La figure du cardinal in pectore
Selon Pierre Chaffard-Luçon, l’intérêt de la figure du cardinal in pectore est diplomatique et politique. Lorsque le pontife régnant annonce dans sa liste un cardinal dont il garde l’identité secrète, "tous les pays qui sont en froid avec le Saint-Siège peuvent vérifier la liste de leurs évêques potentiellement cardinaux". Cela avait d’ailleurs été le cas avec la Chine, sous le pontificat de Jean Paul II. Le pontife polonais avait créé un cardinal in pectore dès son premier consistoire le 30 juin 1979, et avait révélé le nom de ce Chinois, Ignatius Gong Pin-mei, douze ans plus tard, lors du consistoire du 28 juin 1991.
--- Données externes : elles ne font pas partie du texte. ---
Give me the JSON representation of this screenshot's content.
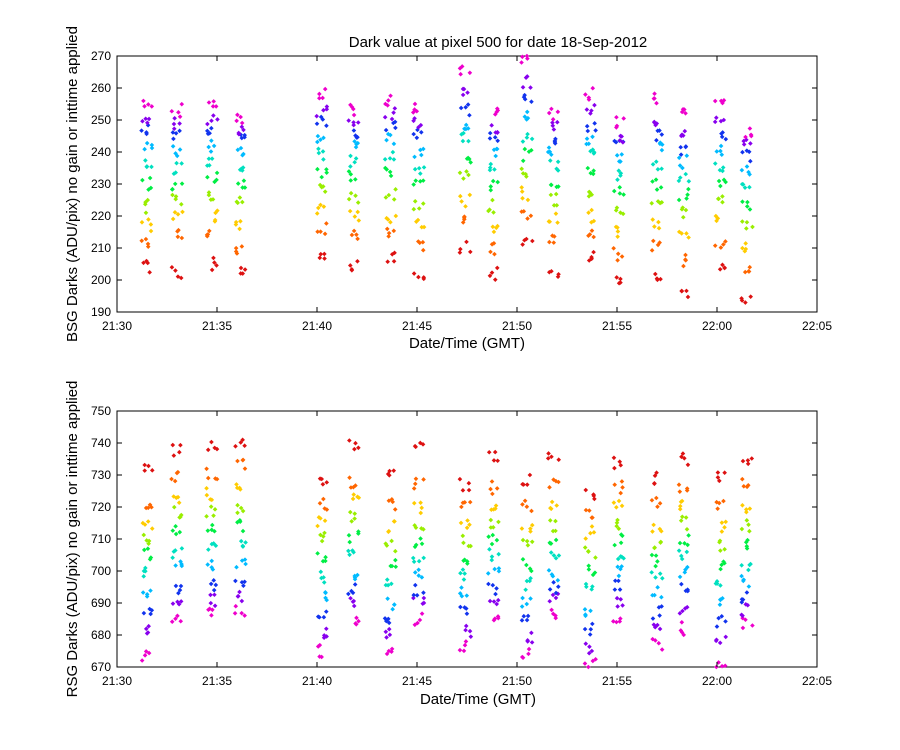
{
  "chart_data": [
    {
      "type": "scatter",
      "title": "Dark value at pixel 500 for date 18-Sep-2012",
      "xlabel": "Date/Time (GMT)",
      "ylabel": "BSG Darks (ADU/pix) no gain or inttime applied",
      "xlim": [
        "21:30",
        "22:05"
      ],
      "ylim": [
        190,
        270
      ],
      "x_ticks": [
        "21:30",
        "21:35",
        "21:40",
        "21:45",
        "21:50",
        "21:55",
        "22:00",
        "22:05"
      ],
      "y_ticks": [
        190,
        200,
        210,
        220,
        230,
        240,
        250,
        260,
        270
      ],
      "grid": false,
      "legend": "none",
      "color_order_low_to_high": [
        "#dd1111",
        "#ff6600",
        "#ffcc00",
        "#99ee00",
        "#00ee44",
        "#00e0c0",
        "#00bbff",
        "#1133ee",
        "#8800ee",
        "#ee00cc"
      ],
      "groups": [
        {
          "time": "21:31:30",
          "values": [
            204,
            211,
            217,
            223,
            230,
            237,
            242,
            247,
            250,
            254
          ]
        },
        {
          "time": "21:33:00",
          "values": [
            202,
            214,
            220,
            225,
            230,
            235,
            240,
            245,
            249,
            253
          ]
        },
        {
          "time": "21:34:45",
          "values": [
            205,
            214,
            220,
            226,
            232,
            237,
            242,
            246,
            250,
            255
          ]
        },
        {
          "time": "21:36:10",
          "values": [
            203,
            210,
            217,
            224,
            230,
            235,
            240,
            244,
            247,
            251
          ]
        },
        {
          "time": "21:40:15",
          "values": [
            208,
            216,
            222,
            228,
            233,
            239,
            244,
            249,
            253,
            258
          ]
        },
        {
          "time": "21:41:50",
          "values": [
            204,
            214,
            220,
            226,
            232,
            237,
            242,
            246,
            250,
            253
          ]
        },
        {
          "time": "21:43:40",
          "values": [
            207,
            214,
            220,
            227,
            233,
            239,
            244,
            248,
            252,
            256
          ]
        },
        {
          "time": "21:45:05",
          "values": [
            202,
            211,
            218,
            224,
            230,
            235,
            240,
            245,
            249,
            254
          ]
        },
        {
          "time": "21:47:25",
          "values": [
            210,
            218,
            225,
            232,
            238,
            244,
            249,
            253,
            258,
            265
          ]
        },
        {
          "time": "21:48:50",
          "values": [
            202,
            210,
            217,
            223,
            229,
            235,
            240,
            244,
            248,
            252
          ]
        },
        {
          "time": "21:50:30",
          "values": [
            213,
            220,
            227,
            233,
            239,
            245,
            251,
            256,
            262,
            269
          ]
        },
        {
          "time": "21:51:50",
          "values": [
            201,
            212,
            219,
            225,
            231,
            236,
            240,
            244,
            248,
            252
          ]
        },
        {
          "time": "21:53:40",
          "values": [
            207,
            214,
            220,
            227,
            233,
            239,
            244,
            248,
            253,
            258
          ]
        },
        {
          "time": "21:55:05",
          "values": [
            200,
            208,
            215,
            222,
            228,
            233,
            238,
            242,
            245,
            249
          ]
        },
        {
          "time": "21:57:00",
          "values": [
            202,
            211,
            218,
            224,
            230,
            236,
            241,
            245,
            249,
            257
          ]
        },
        {
          "time": "21:58:20",
          "values": [
            196,
            206,
            214,
            221,
            227,
            232,
            237,
            241,
            245,
            253
          ]
        },
        {
          "time": "22:00:10",
          "values": [
            205,
            212,
            219,
            225,
            231,
            236,
            241,
            245,
            249,
            255
          ]
        },
        {
          "time": "22:01:30",
          "values": [
            194,
            204,
            211,
            218,
            224,
            230,
            235,
            239,
            242,
            246
          ]
        }
      ]
    },
    {
      "type": "scatter",
      "title": "",
      "xlabel": "Date/Time (GMT)",
      "ylabel": "RSG Darks (ADU/pix) no gain or inttime applied",
      "xlim": [
        "21:30",
        "22:05"
      ],
      "ylim": [
        670,
        750
      ],
      "x_ticks": [
        "21:30",
        "21:35",
        "21:40",
        "21:45",
        "21:50",
        "21:55",
        "22:00",
        "22:05"
      ],
      "y_ticks": [
        670,
        680,
        690,
        700,
        710,
        720,
        730,
        740,
        750
      ],
      "grid": false,
      "legend": "none",
      "color_order_low_to_high": [
        "#ee00cc",
        "#8800ee",
        "#1133ee",
        "#00bbff",
        "#00e0c0",
        "#00ee44",
        "#99ee00",
        "#ffcc00",
        "#ff6600",
        "#dd1111"
      ],
      "groups": [
        {
          "time": "21:31:30",
          "values": [
            674,
            682,
            688,
            694,
            700,
            705,
            710,
            715,
            721,
            732
          ]
        },
        {
          "time": "21:33:00",
          "values": [
            686,
            690,
            695,
            701,
            706,
            712,
            718,
            723,
            730,
            738
          ]
        },
        {
          "time": "21:34:45",
          "values": [
            687,
            691,
            696,
            702,
            707,
            713,
            719,
            724,
            730,
            739
          ]
        },
        {
          "time": "21:36:10",
          "values": [
            688,
            692,
            697,
            702,
            708,
            714,
            720,
            726,
            733,
            740
          ]
        },
        {
          "time": "21:40:15",
          "values": [
            675,
            680,
            686,
            692,
            698,
            704,
            710,
            716,
            721,
            727
          ]
        },
        {
          "time": "21:41:50",
          "values": [
            685,
            690,
            694,
            699,
            705,
            711,
            717,
            722,
            728,
            739
          ]
        },
        {
          "time": "21:43:40",
          "values": [
            675,
            680,
            685,
            690,
            696,
            702,
            708,
            714,
            721,
            731
          ]
        },
        {
          "time": "21:45:05",
          "values": [
            685,
            690,
            694,
            699,
            704,
            709,
            714,
            720,
            727,
            739
          ]
        },
        {
          "time": "21:47:25",
          "values": [
            676,
            681,
            687,
            693,
            699,
            704,
            709,
            714,
            720,
            727
          ]
        },
        {
          "time": "21:48:50",
          "values": [
            686,
            690,
            694,
            699,
            705,
            710,
            715,
            720,
            726,
            736
          ]
        },
        {
          "time": "21:50:30",
          "values": [
            674,
            679,
            684,
            690,
            696,
            702,
            708,
            714,
            720,
            728
          ]
        },
        {
          "time": "21:51:50",
          "values": [
            687,
            691,
            695,
            699,
            704,
            709,
            714,
            720,
            727,
            736
          ]
        },
        {
          "time": "21:53:40",
          "values": [
            671,
            676,
            682,
            688,
            694,
            700,
            706,
            712,
            718,
            724
          ]
        },
        {
          "time": "21:55:05",
          "values": [
            685,
            690,
            695,
            700,
            705,
            710,
            715,
            720,
            726,
            734
          ]
        },
        {
          "time": "21:57:00",
          "values": [
            677,
            682,
            687,
            693,
            698,
            703,
            708,
            714,
            721,
            729
          ]
        },
        {
          "time": "21:58:20",
          "values": [
            682,
            688,
            694,
            700,
            705,
            710,
            715,
            720,
            726,
            735
          ]
        },
        {
          "time": "22:00:10",
          "values": [
            671,
            678,
            684,
            690,
            696,
            702,
            708,
            714,
            721,
            729
          ]
        },
        {
          "time": "22:01:30",
          "values": [
            684,
            688,
            692,
            697,
            702,
            708,
            714,
            720,
            727,
            735
          ]
        }
      ]
    }
  ]
}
Au fil des ans, Jean Paul II a créé trois autres cardinaux in pectore. Il a dévoilé par la suite les noms de deux d’entre eux : Marian Jaworski, Ukrainien, archevêque de Lviv des Latins, et Janis Pujats, archevêque de Riga en Lettonie. Le dernier, dont il a annoncé la création au consistoire du 21 octobre 2003, n’a jamais été révélé ni découvert. Comme à chaque annonce de ce type, la presse s’était répandue en supputations sur l’identité de l’élu secret. Les noms de Mgr Joseph Zen, évêque de Hong Kong ou encore de Mgr Tadeuz Kondrusiewicz, archevêque catholique à Moscou, avaient alors circulé, mais le mystère n’a jamais été résolu. À noter aussi que si un pape décède en ayant créé un cardinal sans avoir révélé son nom, son successeur n’est pas tenu d’en tenir compte.
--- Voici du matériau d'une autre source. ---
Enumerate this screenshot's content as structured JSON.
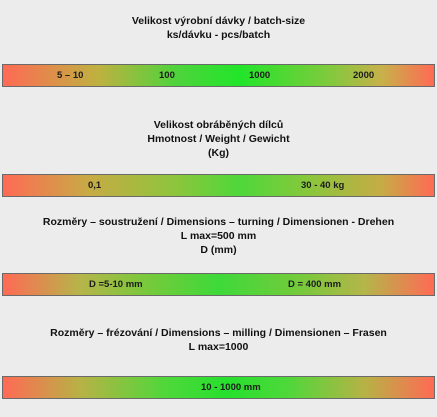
{
  "section_batch": {
    "title_line1": "Velikost výrobní dávky / batch-size",
    "title_line2": "ks/dávku   -  pcs/batch",
    "labels": [
      "5 – 10",
      "100",
      "1000",
      "2000"
    ]
  },
  "section_weight": {
    "title_line1": "Velikost obráběných dílců",
    "title_line2": "Hmotnost / Weight  / Gewicht",
    "title_line3": "(Kg)",
    "labels": [
      "0,1",
      "30 - 40 kg"
    ]
  },
  "section_turning": {
    "title_line1": "Rozměry – soustružení  / Dimensions – turning  /  Dimensionen - Drehen",
    "title_line2": "L max=500 mm",
    "title_line3": "D (mm)",
    "labels": [
      "D =5-10 mm",
      "D = 400 mm"
    ]
  },
  "section_milling": {
    "title_line1": "Rozměry – frézování  / Dimensions – milling /  Dimensionen – Frasen",
    "title_line2": "L max=1000",
    "labels": [
      "10 - 1000 mm"
    ]
  },
  "colors": {
    "range_edge": "#ff6a55",
    "range_center": "#22e52a",
    "background": "#ececec"
  }
}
À ce jour, l’hypothèse du film Conclave semble encore plus improbable lorsque l’on considère que ni François ni Benoît XVI n’ont créé de cardinaux in pectore. Aucun nouveau venu ne peut venir réclamer sa barrette pourpre : il n’est pas possible de créer in pectore sans le dire. En revanche, le pape, souverain absolu, peut toujours changer les règles du jeu. "Il peut dans les prochains jours promulguer une nouvelle norme, juridiquement c’est possible", envisage Pierre Chaffard-Luçon. "Mais nous n’avons aucun indice qui permette de penser qu’il le fera", conclut-il.